# Schwinn Typhoon -  Sting Ray Predecessor?



## Richard.Schwinn (Feb 1, 2021)

One of our friends had this hanging in their garage.  It's a Sting Ray looking bike, labeled the Typhoon.  Who knows about these?

Thanks,
Richard


----------



## coasterbrakejunkie1969 (Feb 1, 2021)

They did have an overlap of stingray/typhoon colors 63 and on. Typhoon had a smaller frame for a few years perhaps all the stingray in that color would have had longer taller frame.. Still a nice little bike just not stingray. Clean it, ride it , enjoy it. Someone would snatch that up if you put it in for sale section. Need more pics and serial number off the back drop out that hod the rear wheel.


Richard.Schwinn said:


> One of our friends had this hanging in their garage. It's a Sting Ray looking bike, labeled the Typhoon. Who knows about these?


----------



## Richard.Schwinn (Feb 1, 2021)

I checked out the catalog scans but never saw a Typhoon with banana seat and tall bars.  I'm wondering if this was a pre-Sting-Ray Sting-Ray?  Is that why you ask about the serial number?
Thanks,
Richard


----------



## BOB LOBLAW (Feb 1, 2021)

It's obviously a conversion.


----------



## coasterbrakejunkie1969 (Feb 1, 2021)

Yes seat and bars changed out and still has 4.5 inch crank that is typhoon and stingray Jr. which I don't think was ever available in that color .


----------



## coasterbrakejunkie1969 (Feb 1, 2021)

It is what most kids did to their Typhoons after they saw their buddy's Stingray


----------



## Vbushnell (Feb 1, 2021)

They did make a Junior in Coppertone for at least one year 1968.  Maybe other years also.  Here is one I had a few years back. I built as a rider for kids.  Added a few safety things like reflectors that would not have been standard equipment on a 68.  Here a pic and video link


----------



## sworley (Feb 1, 2021)

The juniors make a cool early ray look alike for a fraction of the cost. Bonus if it’s an overlap color like coppertone! 

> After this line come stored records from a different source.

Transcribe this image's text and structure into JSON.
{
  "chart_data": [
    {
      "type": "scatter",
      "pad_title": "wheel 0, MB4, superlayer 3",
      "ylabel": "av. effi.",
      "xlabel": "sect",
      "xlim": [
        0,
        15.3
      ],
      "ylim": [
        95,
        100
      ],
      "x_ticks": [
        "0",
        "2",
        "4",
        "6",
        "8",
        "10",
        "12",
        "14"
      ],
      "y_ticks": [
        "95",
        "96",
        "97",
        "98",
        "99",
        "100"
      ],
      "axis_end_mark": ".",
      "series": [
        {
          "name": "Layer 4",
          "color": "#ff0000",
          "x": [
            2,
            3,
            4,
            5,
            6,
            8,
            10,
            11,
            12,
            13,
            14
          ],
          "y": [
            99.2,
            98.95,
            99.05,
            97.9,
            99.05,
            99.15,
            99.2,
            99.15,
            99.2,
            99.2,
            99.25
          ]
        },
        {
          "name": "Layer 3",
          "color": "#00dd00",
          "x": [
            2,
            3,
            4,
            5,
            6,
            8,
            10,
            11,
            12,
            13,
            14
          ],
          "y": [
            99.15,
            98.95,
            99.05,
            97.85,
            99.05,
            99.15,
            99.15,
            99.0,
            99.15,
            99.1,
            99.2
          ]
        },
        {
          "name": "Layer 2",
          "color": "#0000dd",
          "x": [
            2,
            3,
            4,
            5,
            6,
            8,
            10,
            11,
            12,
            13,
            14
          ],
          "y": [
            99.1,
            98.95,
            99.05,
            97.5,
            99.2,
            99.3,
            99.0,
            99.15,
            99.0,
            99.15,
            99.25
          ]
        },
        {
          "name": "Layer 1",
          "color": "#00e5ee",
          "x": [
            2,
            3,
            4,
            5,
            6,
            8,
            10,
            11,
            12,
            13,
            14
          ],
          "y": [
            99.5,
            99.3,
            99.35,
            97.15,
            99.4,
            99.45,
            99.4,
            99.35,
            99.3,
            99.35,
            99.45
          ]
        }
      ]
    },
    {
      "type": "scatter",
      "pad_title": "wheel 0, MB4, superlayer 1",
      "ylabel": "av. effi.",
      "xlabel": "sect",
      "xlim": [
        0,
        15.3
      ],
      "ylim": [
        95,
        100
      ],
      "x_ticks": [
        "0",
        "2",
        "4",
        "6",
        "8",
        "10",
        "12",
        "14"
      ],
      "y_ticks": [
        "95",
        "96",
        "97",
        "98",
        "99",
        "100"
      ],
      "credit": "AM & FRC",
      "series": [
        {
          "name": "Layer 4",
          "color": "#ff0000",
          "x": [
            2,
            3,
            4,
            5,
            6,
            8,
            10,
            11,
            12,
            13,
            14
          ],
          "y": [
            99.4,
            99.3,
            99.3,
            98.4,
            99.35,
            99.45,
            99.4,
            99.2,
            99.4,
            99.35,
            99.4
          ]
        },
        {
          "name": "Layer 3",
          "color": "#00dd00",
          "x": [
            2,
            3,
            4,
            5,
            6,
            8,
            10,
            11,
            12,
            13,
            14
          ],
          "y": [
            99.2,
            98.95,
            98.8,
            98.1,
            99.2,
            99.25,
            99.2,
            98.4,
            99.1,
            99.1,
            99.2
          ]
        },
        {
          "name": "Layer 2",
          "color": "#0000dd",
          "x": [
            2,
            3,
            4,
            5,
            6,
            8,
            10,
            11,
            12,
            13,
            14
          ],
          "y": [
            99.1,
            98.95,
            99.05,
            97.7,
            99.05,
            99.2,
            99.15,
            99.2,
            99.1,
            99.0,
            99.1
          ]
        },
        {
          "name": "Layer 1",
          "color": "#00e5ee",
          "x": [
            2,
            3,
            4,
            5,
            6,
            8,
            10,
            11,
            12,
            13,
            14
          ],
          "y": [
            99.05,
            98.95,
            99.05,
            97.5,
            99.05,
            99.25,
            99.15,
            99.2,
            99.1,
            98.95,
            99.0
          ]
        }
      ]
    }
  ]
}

Juniors typically have S7s front and rear where a Ray would have S2 rear. Rays have a chrome fork crown, I don’t think Typhoons got that. Serial numbers, chainguard screens and colors are other giveaways Typhoons vs. Rays.


----------



## GTs58 (Feb 1, 2021)

The Typhoon was first offered in Coppertone way after the Sting Rays came out. Red and Black were the only colors offered on the Typhoon before and after the Sting Ray was conceived.

I think the first Sting Ray proto that was built, and rode around the Schwinn plant, was made with a Black 1963 Typhoon frame. I saw a picture of it many years ago.

Welcome to the Cabe Richard!


----------